Now we analyze the brands data by means of classical correspondence analysis.

svd.out <- svd(S)
svd.out$d # S is singular:
## [1] 3.354798e-01 2.805778e-01 1.707355e-01 1.565453e-01 1.285439e-01
## [6] 1.044026e-01 5.623106e-17
diff(c(0,cumsum(svd.out$d^2)/sum(svd.out$d^2)))
## [1] 0.41324121 0.28905304 0.10703318 0.08998101 0.06067003 0.04002153 0.00000000
# Can be plotted in a scree plot.

# To match the plot in Riani at al:
svd.out$v[, 2] = -svd.out$v[, 2]
svd.out$u[, 2] = -svd.out$u[, 2]
rowproj <- diag(1/sqrt(rvec)) %*% svd.out$u %*% diag(svd.out$d)
colproj <- diag(1/sqrt(cvec)) %*% svd.out$v %*% diag(svd.out$d)

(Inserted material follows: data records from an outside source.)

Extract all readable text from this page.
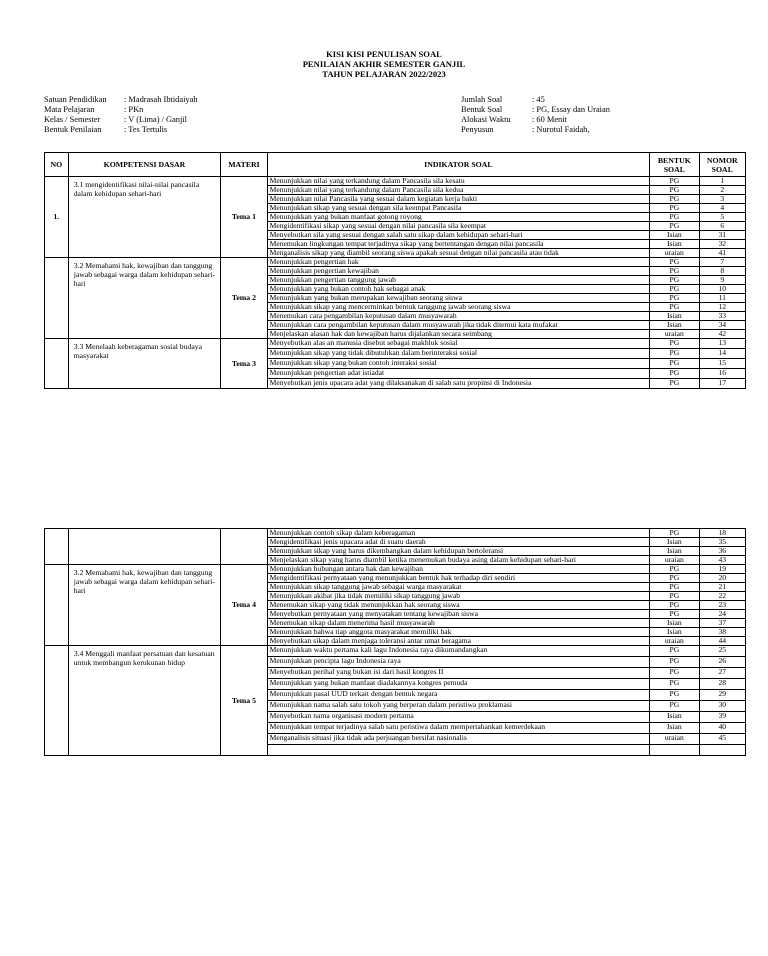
KISI KISI PENULISAN SOAL
PENILAIAN AKHIR SEMESTER GANJIL
TAHUN PELAJARAN 2022/2023
Satuan Pendidikan	: Madrasah Ibtidaiyah
Mata Pelajaran	: PKn
Kelas / Semester	: V (Lima) / Ganjil
Bentuk Penilaian	: Tes Tertulis
Jumlah Soal	: 45
Bentuk Soal	: PG, Essay dan Uraian
Alokasi Waktu	: 60 Menit
Penyusun	: Nurotul Faidah,
NO	KOMPETENSI DASAR	MATERI	INDIKATOR SOAL	BENTUK SOAL	NOMOR SOAL
1.	3.1 mengidentifikasi nilai-nilai pancasila dalam kehidupan sehari-hari	Tema 1	Menunjukkan nilai yang terkandung dalam Pancasila sila kesatu	PG	1
			Menunjukkan nilai yang terkandung dalam Pancasila sila kedua	PG	2
			Menunjukkan nilai Pancasila yang sesuai dalam kegiatan kerja bakti	PG	3
			Menunjukkan sikap yang sesuai dengan sila keempat Pancasila	PG	4
			Menunjukkan yang bukan manfaat gotong royong	PG	5
			Mengidentifikasi sikap yang sesuai dengan nilai pancasila sila keempat	PG	6
			Menyebutkan sila yang sesuai dengan salah satu sikap dalam kehidupan sehari-hari	Isian	31
			Menemukan lingkungan tempat terjadinya sikap yang bertentangan dengan nilai pancasila	Isian	32
			Menganalisis sikap yang diambil seorang siswa apakah sesuai dengan nilai pancasila atau tidak	uraian	41
	3.2 Memahami hak, kewajiban dan tanggung jawab sebagai warga dalam kehidupan sehari-hari	Tema 2	Menunjukkan pengertian hak	PG	7
			Menunjukkan pengertian kewajiban	PG	8
			Menunjukkan pengertian tanggung jawab	PG	9
			Menunjukkan yang bukan contoh hak sebagai anak	PG	10
			Menunjukkan yang bukan merupakan kewajiban seorang siswa	PG	11
			Menunjukkan sikap yang mencerminkan bentuk tanggung jawab seorang siswa	PG	12
			Menemukan cara pengambilan keputusan dalam musyawarah	Isian	33
			Menunjukkan cara pengambilan keputusan dalam musyawarah jika tidak ditemui kata mufakat	Isian	34
			Menjelaskan alasan hak dan kewajiban harus dijalankan secara seimbang	uraian	42
	3.3 Menelaah keberagaman sosial budaya masyarakat	Tema 3	Menyebutkan alas an manusia disebut sebagai makhluk sosial	PG	13
			Menunjukkan sikap yang tidak dibutuhkan dalam berinteraksi sosial	PG	14
			Menunjukkan sikap yang bukan contoh interaksi sosial	PG	15
			Menunjukkan pengertian adat istiadat	PG	16
			Menyebutkan jenis upacara adat yang dilaksanakan di salah satu propinsi di Indonesia	PG	17
			Menunjukkan contoh sikap dalam keberagaman	PG	18
			Mengidentifikasi jenis upacara adat di suatu daerah	Isian	35
			Menunjukkan sikap yang harus dikembangkan dalam kehidupan bertoleransi	Isian	36
			Menjelaskan sikap yang harus diambil ketika menemukan budaya asing dalam kehidupan sehari-hari	uraian	43
	3.2 Memahami hak, kewajiban dan tanggung jawab sebagai warga dalam kehidupan sehari-hari	Tema 4	Menunjukkan hubungan antara hak dan kewajiban	PG	19
			Mengidentifikasi pernyataan yang menunjukkan bentuk hak terhadap diri sendiri	PG	20
			Menunjukkan sikap tanggung jawab sebagai warga masyarakat	PG	21
			Menunjukkan akibat jika tidak memiliki sikap tanggung jawab	PG	22
			Menemukan sikap yang tidak menunjukkan hak seorang siswa	PG	23
			Menyebutkan pernyataan yang menyatakan tentang kewajiban siswa	PG	24
			Menemukan sikap dalam menerima hasil musyawarah	Isian	37
			Menunjukkan bahwa tiap anggota masyarakat memiliki hak	Isian	38
			Menyebutkan sikap dalam menjaga toleransi antar umat beragama	uraian	44
	3.4 Menggali manfaat persatuan dan kesatuan untuk membangun kerukunan hidup	Tema 5	Menunjukkan waktu pertama kali lagu Indonesia raya dikumandangkan	PG	25
			Menunjukkan pencipta lagu Indonesia raya	PG	26
			Menyebutkan perihal yang bukan isi dari hasil kongres II	PG	27
			Menunjukkan yang bukan manfaat diadakannya kongres pemuda	PG	28
			Menunjukkan pasal UUD terkait dengan bentuk negara	PG	29
			Menunjukkan nama salah satu tokoh yang berperan dalam peristiwa proklamasi	PG	30
			Menyebutkan nama organisasi modern pertama	Isian	39
			Menunjukkan tempat terjadinya salah satu peristiwa dalam mempertahankan kemerdekaan	Isian	40
			Menganalisis situasi jika tidak ada perjuangan bersifat nasionalis	uraian	45
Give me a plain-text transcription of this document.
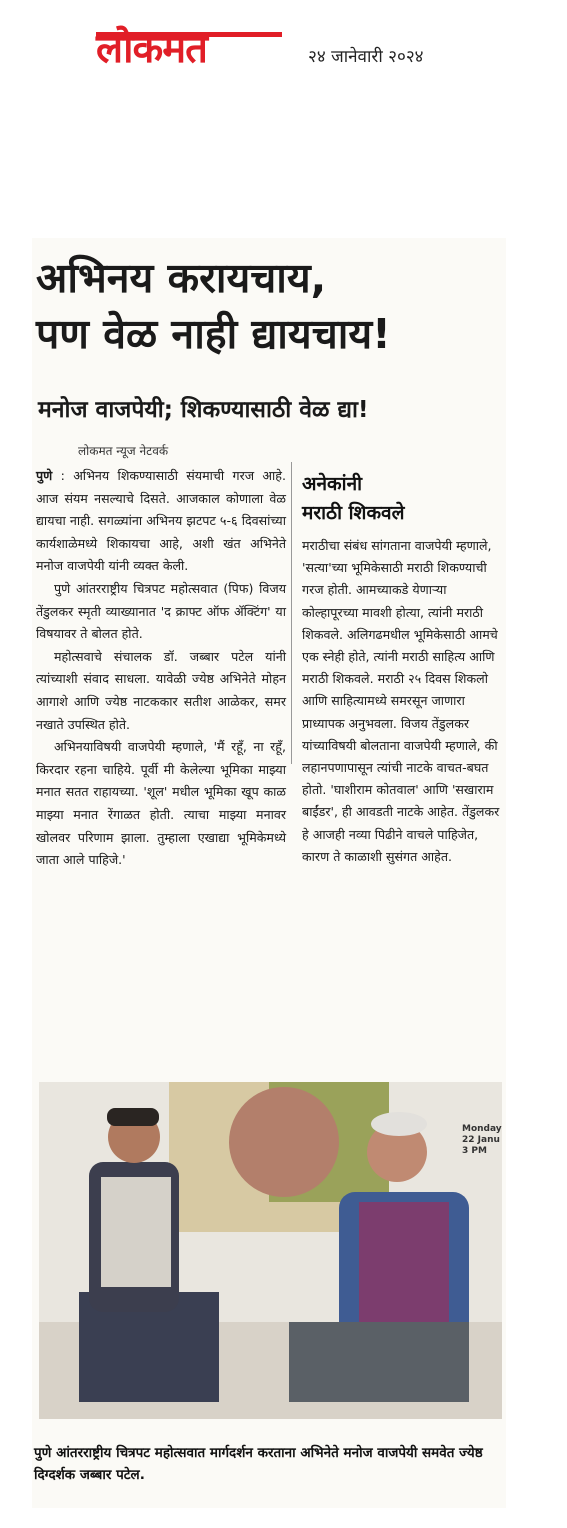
लोकमत	२४ जानेवारी २०२४
अभिनय करायचाय,
पण वेळ नाही द्यायचाय!
मनोज वाजपेयी; शिकण्यासाठी वेळ द्या!
लोकमत न्यूज नेटवर्क

पुणे : अभिनय शिकण्यासाठी संयमाची गरज आहे. आज संयम नसल्याचे दिसते. आजकाल कोणाला वेळ द्यायचा नाही. सगळ्यांना अभिनय झटपट ५-६ दिवसांच्या कार्यशाळेमध्ये शिकायचा आहे, अशी खंत अभिनेते मनोज वाजपेयी यांनी व्यक्त केली.

पुणे आंतरराष्ट्रीय चित्रपट महोत्सवात (पिफ) विजय तेंडुलकर स्मृती व्याख्यानात 'द क्राफ्ट ऑफ ॲक्टिंग' या विषयावर ते बोलत होते.

महोत्सवाचे संचालक डॉ. जब्बार पटेल यांनी त्यांच्याशी संवाद साधला. यावेळी ज्येष्ठ अभिनेते मोहन आगाशे आणि ज्येष्ठ नाटककार सतीश आळेकर, समर नखाते उपस्थित होते.

अभिनयाविषयी वाजपेयी म्हणाले, 'मैं रहूँ, ना रहूँ, किरदार रहना चाहिये. पूर्वी मी केलेल्या भूमिका माझ्या मनात सतत राहायच्या. 'शूल' मधील भूमिका खूप काळ माझ्या मनात रेंगाळत होती. त्याचा माझ्या मनावर खोलवर परिणाम झाला. तुम्हाला एखाद्या भूमिकेमध्ये जाता आले पाहिजे.'

अनेकांनी
मराठी शिकवले
मराठीचा संबंध सांगताना वाजपेयी म्हणाले, 'सत्या'च्या भूमिकेसाठी मराठी शिकण्याची गरज होती. आमच्याकडे येणाऱ्या कोल्हापूरच्या मावशी होत्या, त्यांनी मराठी शिकवले. अलिगढमधील भूमिकेसाठी आमचे एक स्नेही होते, त्यांनी मराठी साहित्य आणि मराठी शिकवले. मराठी २५ दिवस शिकलो आणि साहित्यामध्ये समरसून जाणारा प्राध्यापक अनुभवला. विजय तेंडुलकर यांच्याविषयी बोलताना वाजपेयी म्हणाले, की लहानपणापासून त्यांची नाटके वाचत-बघत होतो. 'घाशीराम कोतवाल' आणि 'सखाराम बाईंडर', ही आवडती नाटके आहेत. तेंडुलकर हे आजही नव्या पिढीने वाचले पाहिजेत, कारण ते काळाशी सुसंगत आहेत.
Monday
22 Janu
3 PM
पुणे आंतरराष्ट्रीय चित्रपट महोत्सवात मार्गदर्शन करताना अभिनेते मनोज वाजपेयी समवेत ज्येष्ठ दिग्दर्शक जब्बार पटेल.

# pdf(file="brands_ClassCorrespA.pdf", width=7, height=6)
plot(rowproj[, 1:2], col = "white", xlim=c(-1.1,1.1),
     ylim=c(-0.8,1.5), xlab="", ylab="")
title(main="Classical correspondence analysis of brands data", 
      line=1)
text(rowproj[,1:2], labels = rownames(S))
abline(v=0); abline(h=0)
text(colproj[, 1:2], labels = colnames(S), col="red")
facs = c(0.8,0.9,0.8,0.65,0.92,0.8,0.65)
shape::Arrows(0, 0, facs*colproj[, 1], facs*colproj[, 2], 
              col = "red", arr.type="simple", arr.width=0.1,
              arr.length = 0.1)
## NULL
title(xlab="Dimension 1", line=2.3)
title(ylab="Dimension 2", line=2.3)
plot of chunk unnamed-chunk-10

plot of chunk unnamed-chunk-10

# dev.off()

Cellwise robust correspondence analysis of the brands data:

MacroPCApar0 <- list(scale = FALSE, center = rep(0, d))
MacroPCA.out <- MacroPCA(S, k = 0, MacroPCApars = MacroPCApar0)
##  
##  The input data has 39 rows and 7 columns.
## 
## Initial eigenvalues:
##  0.001637705 0.0005991985 0.000517501 0.000261448 0.0001165996 9.420168e-05 1.323828e-05
plot of chunk unnamed-chunk-11

plot of chunk unnamed-chunk-11

## 
## The cumulative percentage of explained variability 
## by the first 7 components is:
##   PC1   PC2   PC3   PC4   PC5   PC6   PC7 
##  50.5  69.0  85.0  93.1  96.7  99.6 100.0 
## 
## Based on explained variability >= 80% one would select k = 3.
## 
## Please use this information and the scree plot to select a value of k
## and rerun MacroPCA with it.
MacroPCA.out <- MacroPCA(S, k = 3, MacroPCApars = MacroPCApar0)
##  
##  The input data has 39 rows and 7 columns.
## 
## Initial eigenvalues:
##  0.001310427 0.0006177467 0.0004581388 0.0002548126 0.0001141835 0.0001013869 1.44098e-05 
## 
## XciSVD$rank, Xcih.SVD$rank, k and kmax:  7 7 3 7 
## 
## Performed an extra reweighting step because k = 3 < rank = 7 .
## 
## The final step used eigenvectors of reweighted covariance.
# Computations for the biplot.
V <- MacroPCA.out$loadings
scores <- MacroPCA.out$scores
# To make the plot match the orientation in Riani et al:
V[,2]      <- -V[,2]
scores[,2] <- -scores[,2]
sVals      <- sqrt(nrow(S)*MacroPCA.out$eigenvalues)
U          <- scores %*% diag(1/sVals)
rowproj    <- diag(1/sqrt(rvec)) %*% U %*% diag(sVals)
colproj    <- diag(1/sqrt(cvec)) %*% V %*% diag(sVals)

# pdf(file="brands_MacroCA_biplot.pdf", width=7, height=6)
plot(rowproj[, 1:2], col = "white", xlim=c(-1.1,1.1),
     ylim=c(-0.6,0.6), xlab="", ylab="")
title(main="Cellwise robust correspondence analysis of brands data",
      line=1)
text(rowproj[,1:2], labels = rownames(S))
abline(h=0); abline(v=0)
text(colproj[, 1:2], labels = colnames(S), col="red")
facs = c(0.75,0.76,0.9,0.88,0.65,0.74,0.52)
shape::Arrows(0, 0, facs*colproj[, 1], facs*colproj[, 2], 
              col = "red", arr.type="simple", arr.width=0.1,
              arr.length = 0.1)
## NULL
title(xlab="Dimension 1", line=2.3)
title(ylab="Dimension 2", line=2.3)
plot of chunk unnamed-chunk-11

plot of chunk unnamed-chunk-11

# dev.off()
# Roughly matches Figure 7 of Riani et al (2022).